酒豪で鳴らすアカリが酔い潰れるところを、40年近いつき合いのまりかは見たことがない。
よほど疲れ切って悪酔いしたのだろう。


「母が亡くなって、父の面倒見て、孫が生まれて、職場も次々に退職者が出て睡眠削ってフォローに入って。
だれでもいいから、よしよしでもチューでもしてほしかったんだよね」
「いまは落ち着いちゃったの?」
「うん、ほどほどにね。
で、せっかくアプリを開いたのに、『ブロックしてください』で心が萎えちゃったわよ」

まりかは、無言でアカリのグラスにワインを注いだ。

「まりかこそ、タカシさんはどうなのよ?
週末なのに、私と飲んでていいの?」
「どうなんだろうねえ。
昭和な九州男児、いつ会えると聞くなというから彼のタイミング待ってるんだけど、待てど暮らせど誘ってきやしない」
「そもそも、かまってちゃんのまりかをさ、これだけほっぽらかしている時点でアウトじゃないの?
まりか、私と違って、毎朝毎晩愛してるって言ってほしいタイプじゃん」
「そうなんだけどさ」
「アプリ始めて1年以上でしょ?
ここまできたら、まりか、妥協する必要はないよ。
そんな男、見切りつけて、毎日アイラブユーって言ってくれる人、探しなよ」


まりかは、はっと夢から覚めた。
そうだ、タカシはまりかが殿方に求めるものを持っていない。
気持ちをことばにしないし、まりかの不安な気持ちに気づきもしない。
それはよい悪いではなく、ただタカシがそういう殿方というだけだ。
タカシが悪いわけではなく、悪いとしたら毎日アイラブユーをタカシに求めるまりかの方なのだ。


「そうだよね!
タカシに毎日アイラブユーと言わせるのではなく、まりかが毎日アイラブユーの殿方を見つければいいだけの話だよね」
「そうそう!」
「22日、彼に合わせて休み取ったけど、火曜までに誘われなかったら、もう終わりにする。
でも、アプリは当分もういいや」


タカシを手放そう、と決めたら、すーっと心が軽くなった。
もうまりかからは連絡しないと決めた。


「どうする? まりかまだ飲める?」
「もちろん。
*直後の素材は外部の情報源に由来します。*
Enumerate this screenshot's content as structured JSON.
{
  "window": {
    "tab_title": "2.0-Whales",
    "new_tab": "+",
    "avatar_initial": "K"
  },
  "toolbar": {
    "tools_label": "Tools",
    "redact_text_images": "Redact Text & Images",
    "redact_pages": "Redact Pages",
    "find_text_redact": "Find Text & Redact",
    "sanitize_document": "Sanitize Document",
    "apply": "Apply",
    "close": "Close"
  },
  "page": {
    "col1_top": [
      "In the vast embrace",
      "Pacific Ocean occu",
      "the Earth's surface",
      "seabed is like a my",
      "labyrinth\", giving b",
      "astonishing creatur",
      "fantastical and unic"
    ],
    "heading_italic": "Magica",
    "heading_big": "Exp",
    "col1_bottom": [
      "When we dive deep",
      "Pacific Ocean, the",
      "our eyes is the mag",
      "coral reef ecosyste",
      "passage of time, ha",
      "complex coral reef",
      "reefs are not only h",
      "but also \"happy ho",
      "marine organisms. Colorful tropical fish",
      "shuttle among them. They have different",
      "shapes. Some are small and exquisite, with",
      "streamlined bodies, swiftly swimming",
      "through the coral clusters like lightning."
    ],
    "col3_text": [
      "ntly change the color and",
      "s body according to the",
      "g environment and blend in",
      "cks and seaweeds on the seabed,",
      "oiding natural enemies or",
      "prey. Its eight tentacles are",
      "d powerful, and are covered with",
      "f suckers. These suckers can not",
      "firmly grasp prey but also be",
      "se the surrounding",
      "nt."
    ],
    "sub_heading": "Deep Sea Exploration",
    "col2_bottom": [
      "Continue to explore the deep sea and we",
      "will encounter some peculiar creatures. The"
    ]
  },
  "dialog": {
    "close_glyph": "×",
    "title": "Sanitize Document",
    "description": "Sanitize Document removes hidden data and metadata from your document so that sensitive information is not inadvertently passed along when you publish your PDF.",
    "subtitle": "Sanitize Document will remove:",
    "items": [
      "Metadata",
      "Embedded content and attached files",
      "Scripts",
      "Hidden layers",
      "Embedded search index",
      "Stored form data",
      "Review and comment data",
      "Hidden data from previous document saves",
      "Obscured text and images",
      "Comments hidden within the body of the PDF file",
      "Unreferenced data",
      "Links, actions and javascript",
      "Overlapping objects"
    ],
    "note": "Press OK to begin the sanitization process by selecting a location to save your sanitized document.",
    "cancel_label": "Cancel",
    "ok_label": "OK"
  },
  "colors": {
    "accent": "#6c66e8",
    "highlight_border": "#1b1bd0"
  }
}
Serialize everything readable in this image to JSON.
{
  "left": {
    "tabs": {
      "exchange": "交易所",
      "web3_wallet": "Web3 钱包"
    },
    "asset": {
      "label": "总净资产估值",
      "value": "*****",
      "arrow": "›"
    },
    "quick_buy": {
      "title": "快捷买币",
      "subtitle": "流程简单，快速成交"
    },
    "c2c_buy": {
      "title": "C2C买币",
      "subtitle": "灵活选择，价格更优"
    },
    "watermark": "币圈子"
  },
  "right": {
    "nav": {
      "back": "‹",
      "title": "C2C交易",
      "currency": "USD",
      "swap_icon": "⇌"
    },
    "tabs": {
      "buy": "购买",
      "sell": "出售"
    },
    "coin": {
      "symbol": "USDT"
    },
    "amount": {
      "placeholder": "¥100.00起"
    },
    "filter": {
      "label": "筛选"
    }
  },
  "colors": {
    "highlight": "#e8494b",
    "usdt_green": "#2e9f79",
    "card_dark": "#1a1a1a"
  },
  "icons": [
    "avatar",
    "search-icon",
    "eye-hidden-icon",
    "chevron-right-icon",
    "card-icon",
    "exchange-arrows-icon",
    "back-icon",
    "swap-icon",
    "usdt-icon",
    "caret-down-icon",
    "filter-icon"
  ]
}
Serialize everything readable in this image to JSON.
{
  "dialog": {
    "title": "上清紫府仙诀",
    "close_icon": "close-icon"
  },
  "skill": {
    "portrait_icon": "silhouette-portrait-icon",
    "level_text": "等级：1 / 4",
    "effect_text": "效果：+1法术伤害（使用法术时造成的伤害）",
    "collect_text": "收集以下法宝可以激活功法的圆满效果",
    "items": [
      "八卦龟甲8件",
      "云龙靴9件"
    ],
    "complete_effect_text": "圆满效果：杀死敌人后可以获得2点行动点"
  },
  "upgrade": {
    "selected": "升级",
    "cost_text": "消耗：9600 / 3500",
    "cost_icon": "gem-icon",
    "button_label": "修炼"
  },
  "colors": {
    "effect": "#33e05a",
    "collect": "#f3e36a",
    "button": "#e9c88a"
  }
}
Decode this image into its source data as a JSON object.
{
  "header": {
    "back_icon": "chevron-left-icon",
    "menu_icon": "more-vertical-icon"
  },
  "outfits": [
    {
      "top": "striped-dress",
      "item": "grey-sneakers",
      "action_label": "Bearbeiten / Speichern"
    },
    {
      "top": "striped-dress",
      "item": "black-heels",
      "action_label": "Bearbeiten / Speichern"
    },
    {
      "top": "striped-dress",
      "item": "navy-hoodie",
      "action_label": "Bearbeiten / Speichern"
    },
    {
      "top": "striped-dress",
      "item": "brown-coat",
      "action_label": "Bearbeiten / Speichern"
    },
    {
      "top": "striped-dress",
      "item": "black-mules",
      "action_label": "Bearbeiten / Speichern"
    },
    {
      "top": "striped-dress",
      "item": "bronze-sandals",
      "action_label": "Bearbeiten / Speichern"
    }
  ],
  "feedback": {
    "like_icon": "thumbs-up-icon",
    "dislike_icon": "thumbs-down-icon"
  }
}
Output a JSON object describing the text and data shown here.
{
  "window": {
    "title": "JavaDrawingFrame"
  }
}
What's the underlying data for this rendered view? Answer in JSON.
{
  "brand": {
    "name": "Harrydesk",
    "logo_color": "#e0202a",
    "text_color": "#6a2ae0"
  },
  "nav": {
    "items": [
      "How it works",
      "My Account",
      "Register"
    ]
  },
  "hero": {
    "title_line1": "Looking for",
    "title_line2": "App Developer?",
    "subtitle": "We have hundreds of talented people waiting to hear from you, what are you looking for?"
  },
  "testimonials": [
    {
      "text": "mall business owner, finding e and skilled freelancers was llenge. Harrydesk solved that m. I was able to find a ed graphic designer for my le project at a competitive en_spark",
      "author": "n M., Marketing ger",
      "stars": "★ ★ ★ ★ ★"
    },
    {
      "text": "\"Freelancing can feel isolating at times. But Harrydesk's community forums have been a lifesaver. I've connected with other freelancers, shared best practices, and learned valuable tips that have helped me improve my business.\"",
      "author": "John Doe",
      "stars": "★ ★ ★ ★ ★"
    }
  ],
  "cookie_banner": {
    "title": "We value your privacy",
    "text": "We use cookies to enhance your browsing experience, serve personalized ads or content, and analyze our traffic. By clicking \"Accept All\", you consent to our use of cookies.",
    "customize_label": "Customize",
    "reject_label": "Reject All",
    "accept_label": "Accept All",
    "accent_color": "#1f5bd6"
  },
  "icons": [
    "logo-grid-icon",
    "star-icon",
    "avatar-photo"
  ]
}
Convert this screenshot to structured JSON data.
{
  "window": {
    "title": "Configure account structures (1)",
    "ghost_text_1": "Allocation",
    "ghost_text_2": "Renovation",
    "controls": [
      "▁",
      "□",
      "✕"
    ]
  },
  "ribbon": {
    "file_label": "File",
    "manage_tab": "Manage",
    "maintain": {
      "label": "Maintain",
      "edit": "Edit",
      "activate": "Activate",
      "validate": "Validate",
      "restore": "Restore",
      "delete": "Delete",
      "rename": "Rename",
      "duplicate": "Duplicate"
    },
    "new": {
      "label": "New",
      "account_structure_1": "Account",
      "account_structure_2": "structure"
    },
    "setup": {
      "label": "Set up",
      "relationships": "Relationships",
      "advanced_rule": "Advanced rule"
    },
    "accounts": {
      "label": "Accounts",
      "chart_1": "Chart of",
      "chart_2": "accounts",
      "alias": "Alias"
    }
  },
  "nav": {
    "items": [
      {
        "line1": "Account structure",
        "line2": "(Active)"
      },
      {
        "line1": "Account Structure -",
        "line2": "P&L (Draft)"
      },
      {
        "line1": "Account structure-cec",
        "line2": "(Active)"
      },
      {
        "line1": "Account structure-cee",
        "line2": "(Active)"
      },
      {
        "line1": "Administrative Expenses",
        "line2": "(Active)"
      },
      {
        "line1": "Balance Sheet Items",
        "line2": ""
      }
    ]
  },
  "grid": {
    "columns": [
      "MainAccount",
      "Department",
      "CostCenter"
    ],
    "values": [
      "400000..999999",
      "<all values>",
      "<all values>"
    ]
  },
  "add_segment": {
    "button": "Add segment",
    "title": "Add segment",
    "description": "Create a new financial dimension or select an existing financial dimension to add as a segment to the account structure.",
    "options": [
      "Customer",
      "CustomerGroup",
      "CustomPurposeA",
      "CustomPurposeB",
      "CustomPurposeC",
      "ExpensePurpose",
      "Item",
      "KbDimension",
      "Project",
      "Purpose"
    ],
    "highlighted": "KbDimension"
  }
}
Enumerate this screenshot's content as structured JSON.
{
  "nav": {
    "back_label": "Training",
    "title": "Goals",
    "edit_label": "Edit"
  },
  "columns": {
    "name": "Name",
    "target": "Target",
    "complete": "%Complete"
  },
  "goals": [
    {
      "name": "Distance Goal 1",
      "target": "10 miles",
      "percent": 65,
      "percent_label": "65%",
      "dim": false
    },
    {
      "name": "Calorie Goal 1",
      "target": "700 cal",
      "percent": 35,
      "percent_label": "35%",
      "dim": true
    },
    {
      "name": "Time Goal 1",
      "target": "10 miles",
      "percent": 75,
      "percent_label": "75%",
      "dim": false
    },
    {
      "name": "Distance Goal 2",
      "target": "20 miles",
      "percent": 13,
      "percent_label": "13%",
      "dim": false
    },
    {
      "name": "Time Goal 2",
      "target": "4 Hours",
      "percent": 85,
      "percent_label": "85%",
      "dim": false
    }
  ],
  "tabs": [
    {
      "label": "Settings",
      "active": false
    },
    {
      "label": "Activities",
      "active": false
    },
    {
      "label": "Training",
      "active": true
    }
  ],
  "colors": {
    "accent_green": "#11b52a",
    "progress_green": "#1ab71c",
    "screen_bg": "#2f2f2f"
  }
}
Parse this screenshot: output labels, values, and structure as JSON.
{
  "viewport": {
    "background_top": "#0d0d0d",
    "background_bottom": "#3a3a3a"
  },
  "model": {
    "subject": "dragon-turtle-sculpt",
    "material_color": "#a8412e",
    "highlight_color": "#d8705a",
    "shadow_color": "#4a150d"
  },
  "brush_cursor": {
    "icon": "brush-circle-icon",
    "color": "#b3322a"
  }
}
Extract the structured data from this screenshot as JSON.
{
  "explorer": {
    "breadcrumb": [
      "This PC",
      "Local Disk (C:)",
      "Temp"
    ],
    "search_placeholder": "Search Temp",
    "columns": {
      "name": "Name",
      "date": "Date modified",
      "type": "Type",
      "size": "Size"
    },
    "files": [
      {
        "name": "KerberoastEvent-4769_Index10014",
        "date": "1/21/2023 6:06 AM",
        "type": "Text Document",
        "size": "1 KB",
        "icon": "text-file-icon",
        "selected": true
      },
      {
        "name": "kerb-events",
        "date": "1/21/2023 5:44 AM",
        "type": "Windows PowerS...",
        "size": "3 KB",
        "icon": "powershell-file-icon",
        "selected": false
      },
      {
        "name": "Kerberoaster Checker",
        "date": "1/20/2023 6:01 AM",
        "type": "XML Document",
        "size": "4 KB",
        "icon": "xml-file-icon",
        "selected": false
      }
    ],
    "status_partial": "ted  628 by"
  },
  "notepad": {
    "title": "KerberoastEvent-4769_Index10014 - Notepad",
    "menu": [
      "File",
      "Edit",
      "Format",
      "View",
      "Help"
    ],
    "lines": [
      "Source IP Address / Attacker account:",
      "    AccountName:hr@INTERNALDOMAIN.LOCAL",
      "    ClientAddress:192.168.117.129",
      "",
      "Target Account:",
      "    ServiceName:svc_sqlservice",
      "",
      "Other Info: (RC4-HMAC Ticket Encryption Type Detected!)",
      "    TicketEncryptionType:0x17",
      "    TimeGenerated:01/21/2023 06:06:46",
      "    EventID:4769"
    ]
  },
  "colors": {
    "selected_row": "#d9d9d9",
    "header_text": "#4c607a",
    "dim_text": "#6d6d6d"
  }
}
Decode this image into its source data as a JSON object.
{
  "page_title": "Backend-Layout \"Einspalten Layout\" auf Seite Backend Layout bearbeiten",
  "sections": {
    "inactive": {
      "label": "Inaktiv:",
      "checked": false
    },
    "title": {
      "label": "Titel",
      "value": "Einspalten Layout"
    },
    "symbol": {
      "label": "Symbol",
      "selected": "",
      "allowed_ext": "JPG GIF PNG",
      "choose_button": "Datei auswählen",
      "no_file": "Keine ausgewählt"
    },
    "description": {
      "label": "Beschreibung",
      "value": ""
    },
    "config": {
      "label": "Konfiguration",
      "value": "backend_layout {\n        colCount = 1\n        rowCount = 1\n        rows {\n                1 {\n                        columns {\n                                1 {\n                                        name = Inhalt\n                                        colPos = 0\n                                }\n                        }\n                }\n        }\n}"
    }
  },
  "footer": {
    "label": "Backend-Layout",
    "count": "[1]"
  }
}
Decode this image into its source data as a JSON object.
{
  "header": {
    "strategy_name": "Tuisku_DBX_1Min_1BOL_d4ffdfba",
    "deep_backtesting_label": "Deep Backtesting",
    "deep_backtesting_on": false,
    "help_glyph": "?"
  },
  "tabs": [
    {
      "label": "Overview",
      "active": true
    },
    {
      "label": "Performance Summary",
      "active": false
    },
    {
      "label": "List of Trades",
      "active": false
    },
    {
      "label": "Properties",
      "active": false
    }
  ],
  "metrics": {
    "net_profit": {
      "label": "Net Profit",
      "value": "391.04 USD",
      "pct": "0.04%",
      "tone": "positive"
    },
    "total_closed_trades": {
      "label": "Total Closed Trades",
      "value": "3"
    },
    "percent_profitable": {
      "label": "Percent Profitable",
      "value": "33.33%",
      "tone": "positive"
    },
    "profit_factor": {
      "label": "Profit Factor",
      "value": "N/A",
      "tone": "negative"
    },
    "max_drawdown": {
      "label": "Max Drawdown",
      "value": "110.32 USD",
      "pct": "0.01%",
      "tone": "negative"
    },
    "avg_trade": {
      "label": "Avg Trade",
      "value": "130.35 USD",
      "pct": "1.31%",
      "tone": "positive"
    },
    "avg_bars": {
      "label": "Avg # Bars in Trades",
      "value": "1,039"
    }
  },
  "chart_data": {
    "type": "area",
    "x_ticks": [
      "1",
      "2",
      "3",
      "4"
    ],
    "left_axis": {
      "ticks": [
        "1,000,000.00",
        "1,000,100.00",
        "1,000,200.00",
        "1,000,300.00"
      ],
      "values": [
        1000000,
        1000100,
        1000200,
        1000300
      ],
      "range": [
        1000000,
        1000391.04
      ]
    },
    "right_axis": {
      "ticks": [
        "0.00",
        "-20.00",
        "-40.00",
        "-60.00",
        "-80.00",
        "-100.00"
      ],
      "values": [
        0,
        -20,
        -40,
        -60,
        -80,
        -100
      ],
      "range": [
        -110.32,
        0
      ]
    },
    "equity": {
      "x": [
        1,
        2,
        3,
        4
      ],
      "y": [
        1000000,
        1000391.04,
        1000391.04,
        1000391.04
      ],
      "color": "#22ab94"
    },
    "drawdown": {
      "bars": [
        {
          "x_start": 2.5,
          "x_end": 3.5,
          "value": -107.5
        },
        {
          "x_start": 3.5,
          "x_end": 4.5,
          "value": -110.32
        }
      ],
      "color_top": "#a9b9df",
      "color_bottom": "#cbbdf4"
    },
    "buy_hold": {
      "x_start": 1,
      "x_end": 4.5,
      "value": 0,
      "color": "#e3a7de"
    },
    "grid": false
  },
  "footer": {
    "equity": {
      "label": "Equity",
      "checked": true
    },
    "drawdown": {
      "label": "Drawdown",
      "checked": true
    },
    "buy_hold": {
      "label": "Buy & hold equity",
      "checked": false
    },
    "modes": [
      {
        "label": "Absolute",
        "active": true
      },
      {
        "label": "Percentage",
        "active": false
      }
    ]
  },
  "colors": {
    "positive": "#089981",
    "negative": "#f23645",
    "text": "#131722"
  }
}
デザートとデキャンタをもうひとつ頼もう」


今日は月曜日。
今朝のタカシからのおはようLINEは、既読スルーのままである。
このままフェードアウトか、恋の遺書を突きつけるのか。
結論は、明日のまりかに出してもらおう。
まりかは、まりかの心が喜ぶことだけをするのだ。